An MP’s protest at expenses coverage
NOW I’VE seen it all. The in-house magazine of a journalism union does not have the professionalism to call for a comment before publishing assertions about one of its own members.
Instead, rather than checking facts directly, it just does a clippings job and repeats inaccuracies.
In the current climate, it is one-way traffic against all MPs and everyone gets tarnished.
Sadly, the rule of thumb, too, is not to react — it just keeps the knocking copy going and encourages hostile missives on the local letters pages.

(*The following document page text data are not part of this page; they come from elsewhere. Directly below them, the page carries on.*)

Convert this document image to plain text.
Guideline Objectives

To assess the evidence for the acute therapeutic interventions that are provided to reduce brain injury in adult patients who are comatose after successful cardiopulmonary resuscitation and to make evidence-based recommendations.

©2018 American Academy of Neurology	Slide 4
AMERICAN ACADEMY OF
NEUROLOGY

For the record, however, I am not an MP who “regularly makes the maximum £400 monthly claim for food” (nor do I have monthly parking permits — just one a year).
What has got lost in some of the ridiculous claims — from duck houses to mole hunts — in the coverage of the additional costs allowance, is that it is not simply there to help run a necessary second home.
It also caters for out-of-pocket expenses, which would be normally reclaimed from an employer in any other sphere.
In journalism, the staples would be lunches and taxis.
Unlike at newspapers, however, MPs cannot specifically claim the costs of working lunches or dinners, or hosting visitors, nor indeed late-night taxis after public transport finishes.
I have claimed reimbursement of costs of hosting visitors from the constituency, or to do with parliamentary work — food, as you call it — on relatively few occasions.
The most notable was one summer, before the annual Buckingham Palace garden parties, when the bill from the House of Commons threatened to scupper the family holiday.
I spend a lot of time in parliament, as a member of the Culture, Media and Sport Select Committee, standing up for journalists.
So avaricious am I, too, that since 2001 I have paid my NUJ dues — for the most part at national newspaper rates — even though I do not still practise or gain any benefit.
The irony, of course, is that I may not have featured in your list — with its big question mark — if I had not still done so.
Sometimes, you wonder why you bother.
Paul Farrelly
MP for Newcastle-under-Lyme
The Journalist did indeed take the information from public sources — including searching for MPs’ protests and objections to the Telegraph’s revelations — lacking the means for a full investigation.